As fiscalizações federal e estadual estão utilizando os dados do SPED - Sistema Público de Escrituração - para cruzar as informações relativas a entradas de mercadorias. Isto é possível em função da implantação da NF-E (Nota Fiscal Eletrônica) a qual chega à base de dados fiscal antes mesmo de ser escriturada pelo seu destinatário.

A JR&M realiza uma série de procedimentos no sentido de garantir que as notas ficais estão de fato sendo remetidas e escrituradas. No entanto, podem ocorrer falhas de informações, incluindo o efetivo envio da nota fiscal física para registro.

Como medida complementar, estamos introduzindo nova rotina que objetiva cruzar eletronicamente os dados remetidos para escrituração e aqueles que constam da base de informações disponível ao fisco.

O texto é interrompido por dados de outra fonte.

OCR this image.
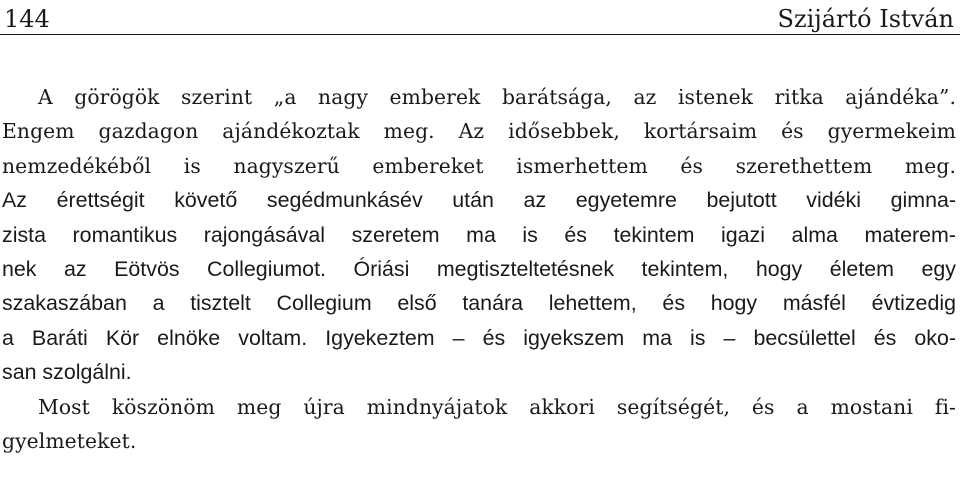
144	Szijártó István
A görögök szerint „a nagy emberek barátsága, az istenek ritka ajándéka”.
Engem gazdagon ajándékoztak meg. Az idősebbek, kortársaim és gyermekeim
nemzedékéből is nagyszerű embereket ismerhettem és szerethettem meg.
Az érettségit követő segédmunkásév után az egyetemre bejutott vidéki gimna-
zista romantikus rajongásával szeretem ma is és tekintem igazi alma materem-
nek az Eötvös Collegiumot. Óriási megtiszteltetésnek tekintem, hogy életem egy
szakaszában a tisztelt Collegium első tanára lehettem, és hogy másfél évtizedig
a Baráti Kör elnöke voltam. Igyekeztem – és igyekszem ma is – becsülettel és oko-
san szolgálni.
Most köszönöm meg újra mindnyájatok akkori segítségét, és a mostani fi-
gyelmeteket.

Este procedimento só deve se mostrar eficaz a medida em que exista o envolvimento direto de nossos clientes, os quais serão convidados a realizar verificações periódicas na base da NF-E, validando as operações que se destinam aos seus estabelecimentos.

Importante: algumas empresas estão sendo vítimas de emissão de "notas frias" e, por este motivo, acabam sofrendo autuações. Da mesma forma, por falta de controle mais rígido, algumas empresas não remetem todas as notas para escrituração dentro do prazo legal, o que também gera problemas no cruzamento do SPED. Lembramos que a responsabilidade pelo envio das notas fiscais e demais documentos é da empresa-cliente, não sendo possível, por vezes, identificarmos prontamente a falta de envio de alguma informação.

Além do risco de autuação, o não envio de notas de entradas provoca tributação indevida, visto que sem a mesma não é possível creditar ICMS, IPI, PIS e COFINS - nos casos aplicáveis. Também o lucro apurado fica distorcido, assim como o estoque e o contas a pagar.

Atualmente o reconhecimento de uma operação comercial por meio de nota fiscal eletrônica se dá diretamente no sistema de escrituração público. Antes desta implementação, existia o "canhoto da nota fiscal". Este "canhoto" passou a ser eletrônico, ou seja: as empresas reconhecem ou não que a operação é verdadeira e que o produto foi recebido. Este controle eletrônico permite, então, que a escrituração fiscal seja "conciliada" com a base de dados do fisco e minimiza sobremaneira o risco de aplicação de auto de infração por falta de escrituração de notas.

Oportunamente os setores envolvidos na JR&M farão contato e passarão orientações mais detalhadas, reforçando que a implementação ou não deste processo não elimina a responsabilidade pelo envio das notas fiscais para ecrituração.